É possível detectar, acompanhando a perspectiva poética
sugerida por suas imagens de Brasília, a principal linha que compõe
um retrato crítico do Brasil (Melo Neto, 1994: 347): No
cimento duro, de aço e de cimento, Brasília enxertou-se,
e guarda vivo, esse poroso quase carnal da alvenaria da casa de fazenda
do Brasil antigo. O
que se realça é que nas pretensas concretude e coesão
do projeto modernizador está infiltrada a porosidade resistente
da tradição colonial como traço básico da
cultura brasileira.
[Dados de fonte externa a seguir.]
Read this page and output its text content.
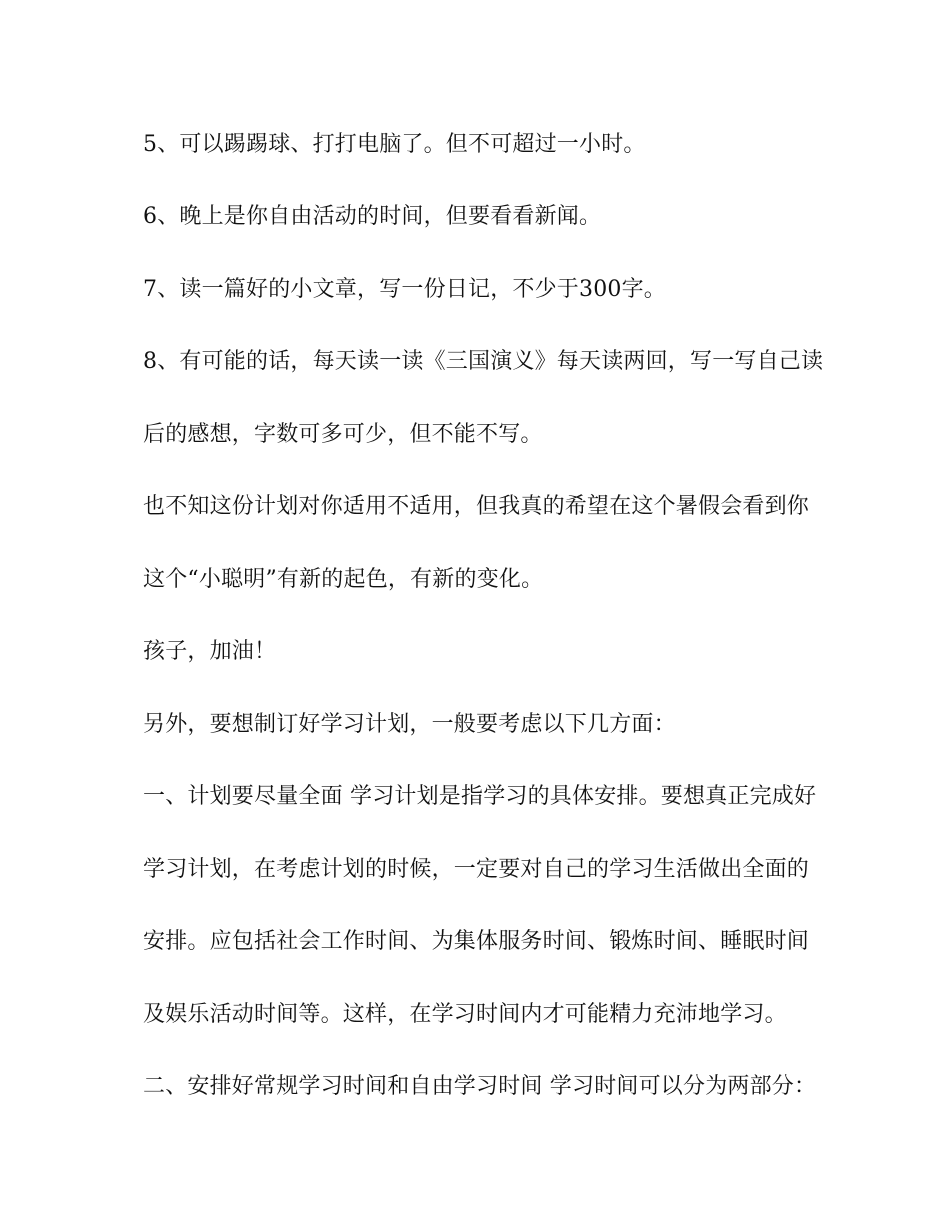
5、可以踢踢球、打打电脑了。但不可超过一小时。
6、晚上是你自由活动的时间，但要看看新闻。
7、读一篇好的小文章，写一份日记，不少于300字。
8、有可能的话，每天读一读《三国演义》每天读两回，写一写自己读
后的感想，字数可多可少，但不能不写。
也不知这份计划对你适用不适用，但我真的希望在这个暑假会看到你
这个“小聪明”有新的起色，有新的变化。
孩子，加油！
另外，要想制订好学习计划，一般要考虑以下几方面：
一、计划要尽量全面 学习计划是指学习的具体安排。要想真正完成好
学习计划，在考虑计划的时候，一定要对自己的学习生活做出全面的
安排。应包括社会工作时间、为集体服务时间、锻炼时间、睡眠时间
及娱乐活动时间等。这样，在学习时间内才可能精力充沛地学习。
二、安排好常规学习时间和自由学习时间 学习时间可以分为两部分：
Nos interstícios da sofisticação
industrial urbana, os resíduos irremovíveis do primitivismo
agrário e escravocrata. É verdade que, no Plano Piloto,
o próprio Lúcio Costa já se referira à construção
de Brasília como um "ato desbravador, nos moldes da tradição
colonial" (Costa, 1971: 123). Tal afirmativa deveria, a princípio,
soar estranha ao ímpeto de modernização - que se
sustenta, obviamente, pela negação do passado. No entanto,
ao se associar a ação de colonizar à de desbravar,
cultiva-se uma visão heróica da colonização,
o que corresponde a dizer que a colonização é pensada
da perspectiva do colonizador. O desenho da aeronave - traçado
básico de Brasília - surge como uma reconstituição
moderna da Cruz de Malta içada nas caravelas portuguesas. O
que se encontra na poesia de João Cabral de Melo Neto não
é o apagamento da interface conflituosa colonizador-colonizado,
mas, exatamente, a exploração de tal interface. Através
dessa exploração, é possível fazer vir à
tona o caráter profundamente arcaizante do intuito modernizador.
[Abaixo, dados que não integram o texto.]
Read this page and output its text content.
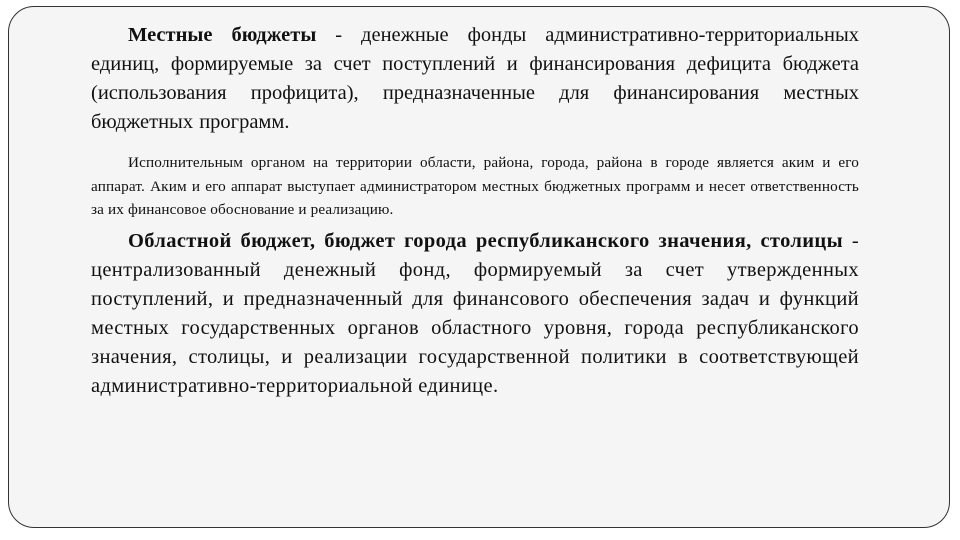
Местные бюджеты - денежные фонды административно-территориальных единиц, формируемые за счет поступлений и финансирования дефицита бюджета (использования профицита), предназначенные для финансирования местных бюджетных программ.

Исполнительным органом на территории области, района, города, района в городе является аким и его аппарат. Аким и его аппарат выступает администратором местных бюджетных программ и несет ответственность за их финансовое обоснование и реализацию.

Областной бюджет, бюджет города республиканского значения, столицы - централизованный денежный фонд, формируемый за счет утвержденных поступлений, и предназначенный для финансового обеспечения задач и функций местных государственных органов областного уровня, города республиканского значения, столицы, и реализации государственной политики в соответствующей административно-территориальной единице.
É possível, assim, enxergar Brasília como uma cidade
arcaica, como a mais arcaica das cidades. Cidade onde os palácios
são "casas-grandes" (Melo Neto, 1994: 348), sintetizando a repetição
das estratégias de dominação do passado colonial. No
poema "À Brasília de Oscar Niemeyer" (Melo Neto, 1994: 399),
o "espraiamento da alma" visado pelo olho modernizador é viabilizado
pela horizontalidade dos espaços. No entanto, se o olho se lança
a partir das novas edificações - que são "horizontais,
escancaradas", mas não deixam de ser "casas-grandes de engenho"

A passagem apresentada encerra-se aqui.